The Biggest Competitive Advantage

At the risk of sounding cynical, I thought The Wall Street Journal published a rather naive editorial the other day. Discussing accusations that notoriously touchy Tesla CEO Elon Musk is weaponizing the newly created Department of Government Efficiency (DOGE) to “benefit his businesses,” they note that Tesla is actually a big loser when it comes to the recent freeze that DOGE put in place on “electric-vehicle charging grants.” After all, Tesla was the third biggest recipient of these grants to date with a $31M take.

But let’s put that number in context. Tesla, on its most recent balance sheet, reported more than $36B of liquidity ($16B of cash and $20B of short-term investments i.e., CDs, treasuries, and commercial paper that are all easily redeemable for cash). Will losing access to an immaterial (for Tesla) amount of government funding affect the company at all?

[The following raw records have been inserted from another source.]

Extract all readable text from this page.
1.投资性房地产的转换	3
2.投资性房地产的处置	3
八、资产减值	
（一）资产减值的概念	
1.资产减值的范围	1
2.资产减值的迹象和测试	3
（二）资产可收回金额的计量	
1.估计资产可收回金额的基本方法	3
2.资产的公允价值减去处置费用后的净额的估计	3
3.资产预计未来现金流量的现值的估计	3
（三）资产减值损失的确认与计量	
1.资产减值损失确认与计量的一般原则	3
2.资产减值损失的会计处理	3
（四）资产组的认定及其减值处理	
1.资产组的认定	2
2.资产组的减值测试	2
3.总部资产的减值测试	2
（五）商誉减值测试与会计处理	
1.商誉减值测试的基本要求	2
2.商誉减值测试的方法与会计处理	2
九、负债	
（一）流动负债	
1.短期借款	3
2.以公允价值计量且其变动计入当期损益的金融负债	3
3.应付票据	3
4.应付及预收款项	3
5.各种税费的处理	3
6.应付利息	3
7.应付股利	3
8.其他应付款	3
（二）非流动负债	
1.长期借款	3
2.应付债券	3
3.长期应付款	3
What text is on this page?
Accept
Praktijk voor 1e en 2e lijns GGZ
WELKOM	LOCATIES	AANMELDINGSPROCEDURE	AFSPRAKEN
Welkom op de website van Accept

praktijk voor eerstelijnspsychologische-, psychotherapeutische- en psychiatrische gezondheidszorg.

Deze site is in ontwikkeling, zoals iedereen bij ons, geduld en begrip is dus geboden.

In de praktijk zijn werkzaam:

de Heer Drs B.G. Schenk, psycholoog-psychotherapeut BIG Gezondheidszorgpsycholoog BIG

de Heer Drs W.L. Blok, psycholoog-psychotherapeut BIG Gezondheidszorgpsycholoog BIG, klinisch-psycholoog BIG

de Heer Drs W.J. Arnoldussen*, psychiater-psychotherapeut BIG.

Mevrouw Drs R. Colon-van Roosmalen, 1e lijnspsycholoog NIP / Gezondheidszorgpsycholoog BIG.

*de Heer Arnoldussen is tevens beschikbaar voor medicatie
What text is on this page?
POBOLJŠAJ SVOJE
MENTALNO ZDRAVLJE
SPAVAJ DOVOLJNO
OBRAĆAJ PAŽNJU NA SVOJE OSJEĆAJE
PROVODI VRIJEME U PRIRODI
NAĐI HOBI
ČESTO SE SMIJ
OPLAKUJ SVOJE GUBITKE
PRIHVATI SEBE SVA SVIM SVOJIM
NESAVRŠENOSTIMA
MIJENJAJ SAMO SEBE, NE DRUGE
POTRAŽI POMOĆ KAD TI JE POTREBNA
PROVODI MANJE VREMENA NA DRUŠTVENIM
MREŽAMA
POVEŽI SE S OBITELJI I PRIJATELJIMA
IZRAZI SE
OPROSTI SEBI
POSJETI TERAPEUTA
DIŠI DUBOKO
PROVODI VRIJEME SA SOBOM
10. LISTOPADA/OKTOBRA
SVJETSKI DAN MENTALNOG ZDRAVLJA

Now, it’s no secret that Tesla benefited from government assistance in its early days (low-cost loans to build production facilities and tax credits to buyers to spur demand), but at this point, with a $1T market cap and the ability to seemingly sell as much equity and therefore raise as much capital as it wants, the company controls its own destiny. That, however, is not true of its competitors who need to rely more heavily on government funds to invest in their EV businesses. In other words, while freezing “electric-vehicle charging grants” may weaken Tesla’s strategic position on an absolute basis, it significantly strengthens the company relative to its peers. 

That’s a benefit!

Something I learned a long time ago is that the biggest competitive advantage a business can have is having access to capital when its competition does not. This is why we don’t lever our businesses at our Permanent Equity. While that’s probably a drag on our returns when money is cheap and everyone else is borrowing, it’s been advantageous – like say during 2020 – when markets freeze up and our competition has to make cuts while we can continue to invest in growth.

So, I don’t know that The WSJ’s example is such a good rebuttal to the accusation that Musk is using DOGE to benefit his businesses. That’s because cutting off free government money won’t matter to a well-established business (like Tesla is now) but might be the difference between solvency and bankruptcy for a cash-strapped start-up (like Tesla was in the past). I know that sounds cynical, but when it comes to the notoriously touchy Mr. Musk, I don’t know that that’s not an unfair thing to be.